With some very smart urban design coming to the central city, Auckland has created a sophisticated cultural hub stretching from the Aotea Centre, across to Q Theatre and up through the revamped art gallery to the Maidment Theatre. The area is now buzzing with all kinds of theatrical activity and hopefully this hive of artistic enterprise will begin to colonise the tantalising but culturally arid spaces opening up on the waterfront.
This year has been a celebratory year for Auckland, with the Arts Festival in March providing a decent curtain-raiser for the main event.

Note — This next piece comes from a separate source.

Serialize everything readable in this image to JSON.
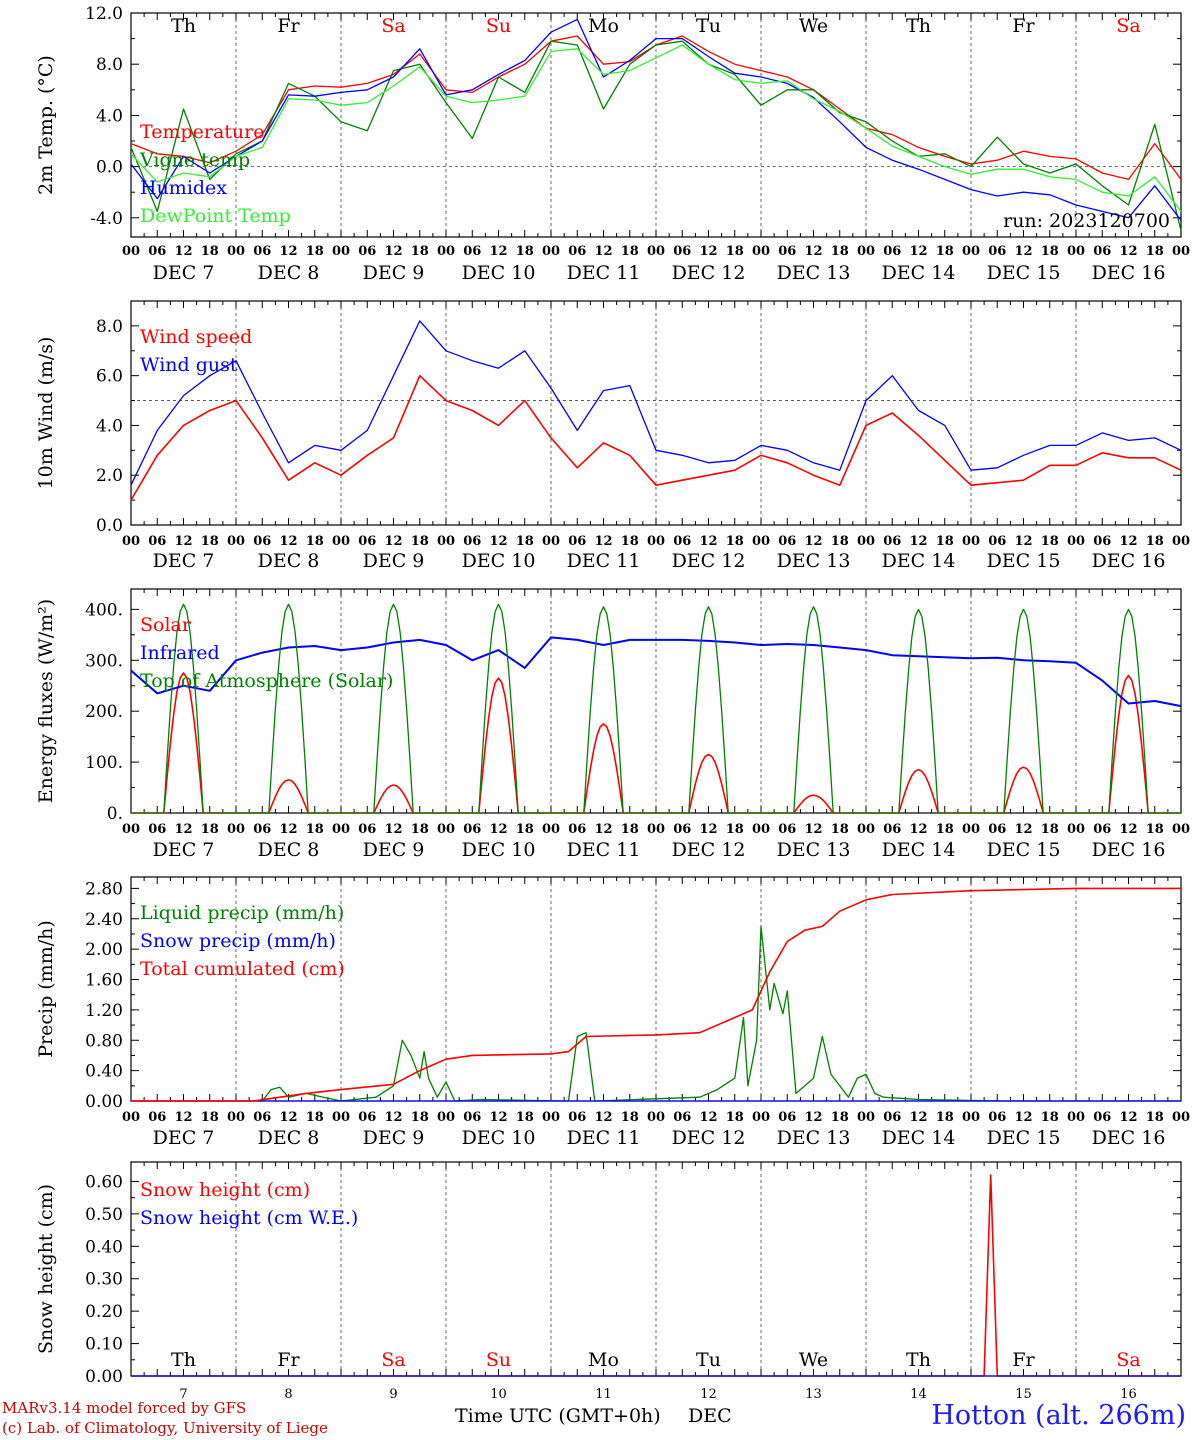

It was impossible to see everything at the festival, but memorable shows included the Gare St Lazare Players (Herald Theatre), who brought an Irish inflection to Samuel Beckett's bleak sense of humour, and Silver Stars (Concert Chamber), who presented a moving account of the experiences of older gay men.
A sure sign of the vitality of the festival is that low-budget Fringe events often threatened to outshine the headline acts. The Basement served up a feast of shows, with stand-outs including Canadian writer Vern Thiessen's Shakespeare's Will and Tim Watts' beguiling combination of high-tech animation and child-like storytelling in The Adventures of Alvin Sputnik: Deep Sea Explorer.
Auckland Theatre Company and Silo Theatre both demonstrated a willingness to take risks with large-scale productions of seldom-seen works.
These challenging shows featured some of the year's best performances, with Elizabeth Hawthorne and Robyn Malcolm giving exhilarating portrayals of competing monarchs in Friedrich Schiller's Mary Stuart (Maidment), while Cameron Rhodes seemed to effortlessly carry off the bizarre form of clowning required by Moliere's Tartuffe (Q Theatre).
For those who love the theatre of ideas, Red (Maidment) offered a brilliant exploration of the clash between modernist idealism and post-modern irony. In a similar vein, Rita and Douglas (Concert Chamber) saw Jennifer Ward-Lealand and Michael Houstoun giving a sharp reminder of the passionate intensity that pervaded New Zealand's beleaguered art scene in the 1940s.
The powerhouse driving the resurgence in Auckland's live theatre continues to be the small independent companies and, in this crowded field, Indian Ink clearly stood out with Guru of Chai (Maidment), featuring the dazzling showmanship of Jacob Rajan.
In South Auckland, the beautiful Mangere Arts Centre - Nga Tohu o Uenuku - has been a catalyst for an explosion of live theatre, with Pacific Institute of Performing Arts students combining with ATC in the riotously funny Polly Hood in Mumuland and Kila Kokonut Krew's The Factory offering an exuberant musical celebration of the Pacific Island immigrant experience.
Theatre in the Super City is blossoming.